Do Women Secretly Not Like Powerful Women?By Ariana Atwater
Apr. 29 2013, Published 4:39 a.m. ET
As a young woman, it’s empowering and inspirational to see other women in powerful positions. Yes, there is still a glass ceiling (which we are persistent on breaking), but women have come a long way from the days of not having the right to vote. Many countries still revoke women’s basics rights. Not to say America is perfect, however there are more opportunities for us now than there have ever been before. And if the opportunity doesn’t exist, make your own!
And yet, even with the influx of prosperous female entrepreneurs, there still exists a stigma that women are moody, gossipy, and too personal on levels that go beyond employee and employer. A British study surveyed about 3000 men and women, with 63% of women and 73% of men agreeing that men make better bosses.

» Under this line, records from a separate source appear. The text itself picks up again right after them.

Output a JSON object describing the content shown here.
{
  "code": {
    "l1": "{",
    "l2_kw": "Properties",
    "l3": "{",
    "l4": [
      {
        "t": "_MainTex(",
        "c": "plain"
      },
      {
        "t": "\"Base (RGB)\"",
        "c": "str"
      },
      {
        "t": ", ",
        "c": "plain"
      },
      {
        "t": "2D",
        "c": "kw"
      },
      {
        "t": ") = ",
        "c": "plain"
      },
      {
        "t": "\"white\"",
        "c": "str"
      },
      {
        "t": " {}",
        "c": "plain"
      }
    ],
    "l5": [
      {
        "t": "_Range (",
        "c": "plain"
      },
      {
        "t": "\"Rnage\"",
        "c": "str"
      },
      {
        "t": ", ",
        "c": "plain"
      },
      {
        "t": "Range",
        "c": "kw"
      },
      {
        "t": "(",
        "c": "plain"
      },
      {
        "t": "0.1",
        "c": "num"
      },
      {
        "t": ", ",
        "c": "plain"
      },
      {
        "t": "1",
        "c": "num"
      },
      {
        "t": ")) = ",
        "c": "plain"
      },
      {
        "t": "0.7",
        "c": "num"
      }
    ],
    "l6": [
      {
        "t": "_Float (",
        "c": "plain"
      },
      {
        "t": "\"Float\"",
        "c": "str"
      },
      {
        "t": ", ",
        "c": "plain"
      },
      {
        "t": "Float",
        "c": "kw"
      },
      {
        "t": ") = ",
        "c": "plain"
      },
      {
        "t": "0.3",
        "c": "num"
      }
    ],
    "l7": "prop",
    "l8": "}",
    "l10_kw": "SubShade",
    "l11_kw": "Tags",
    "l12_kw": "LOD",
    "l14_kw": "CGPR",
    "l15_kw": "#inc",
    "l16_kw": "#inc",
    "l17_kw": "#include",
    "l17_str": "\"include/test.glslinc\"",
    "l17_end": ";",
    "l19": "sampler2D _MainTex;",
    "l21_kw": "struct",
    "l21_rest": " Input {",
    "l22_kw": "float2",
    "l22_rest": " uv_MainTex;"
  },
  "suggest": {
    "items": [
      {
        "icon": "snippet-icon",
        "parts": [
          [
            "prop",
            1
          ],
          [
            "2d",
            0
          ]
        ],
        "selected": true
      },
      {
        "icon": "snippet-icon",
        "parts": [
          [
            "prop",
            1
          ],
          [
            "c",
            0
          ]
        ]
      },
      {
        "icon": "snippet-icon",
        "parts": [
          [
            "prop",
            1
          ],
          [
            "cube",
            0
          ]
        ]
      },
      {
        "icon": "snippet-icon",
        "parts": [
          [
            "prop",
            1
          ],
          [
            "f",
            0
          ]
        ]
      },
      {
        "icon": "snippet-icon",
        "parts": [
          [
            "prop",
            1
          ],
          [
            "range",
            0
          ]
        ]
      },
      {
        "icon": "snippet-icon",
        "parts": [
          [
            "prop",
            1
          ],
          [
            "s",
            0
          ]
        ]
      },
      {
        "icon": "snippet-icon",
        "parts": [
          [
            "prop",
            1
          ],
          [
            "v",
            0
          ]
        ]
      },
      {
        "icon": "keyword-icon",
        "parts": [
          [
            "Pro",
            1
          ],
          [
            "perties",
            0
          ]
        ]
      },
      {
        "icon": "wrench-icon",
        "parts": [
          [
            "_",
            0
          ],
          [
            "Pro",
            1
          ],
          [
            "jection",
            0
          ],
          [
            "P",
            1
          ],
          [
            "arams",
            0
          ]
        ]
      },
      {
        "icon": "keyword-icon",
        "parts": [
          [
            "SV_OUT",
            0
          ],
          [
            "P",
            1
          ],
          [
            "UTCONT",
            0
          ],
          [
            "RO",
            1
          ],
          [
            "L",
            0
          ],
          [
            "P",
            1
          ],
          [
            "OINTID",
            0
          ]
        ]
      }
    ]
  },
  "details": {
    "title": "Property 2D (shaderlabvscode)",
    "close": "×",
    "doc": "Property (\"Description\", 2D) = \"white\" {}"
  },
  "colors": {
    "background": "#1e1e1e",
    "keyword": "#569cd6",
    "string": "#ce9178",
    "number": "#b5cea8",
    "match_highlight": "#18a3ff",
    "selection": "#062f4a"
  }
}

So the questions are how do we find female mentors and how do we learn to respect female bosses? If there are more male bosses than female, creating a bond with a female mentor is like a diamond in the rough. Irene Dorner, CEO of HSBC USA, stated, “I suspect we were simply not very good role models. And there aren’t enough of us to be visible so that people can work out how to do what we did.”
As a young woman, I often struggle to find mentors and confide in other experienced women. Either I feel intimidated or my bosses are too busy competing with me when instead they should be lifting me up. For example, one of my current bosses isn’t receptive to me wanting to advance in the company when it’s visible that I have the skills and knowledge to do so; yet she is enthusiastic about discussing hair products/her hair length vs. mine (or other trivial topics). Like the British study mentioned, women can be backstabbing, afraid that there’s only room for one woman at the top. We’re so busy trying to be the best (which isn’t a bad thing) that we neglect to help our colleagues.
“We’re so busy trying to be the best (which isn’t a bad thing) that we neglect to help our colleagues.”
On the other hand, I’ve experienced positivity from other successful women in my life, such as my high school psychology teacher. I was in her class for two years throughout my high school career and I grew to feel comfortable asking her personal questions and things related to my future (i.e. college, life, relationships). At the time she had a bachelor’s degree and was in the process of getting her master’s, as well as having other jobs on the side. Whether she knew it or not, she taught me the importance of hard work and independence.
Eventually I want to be my own boss and nurture a team full of young adults. Sure, I could read a million books on entrepreneurship but that doesn’t compare to real life lessons from seasoned individuals in the business. So, this isn’t to say that I don’t like powerful women, but those powerful women shouldn’t forget that not too long ago, they were in my position. A young women full of potential, a hint of naiveté, and the determination and ambition to create a solid future for herself.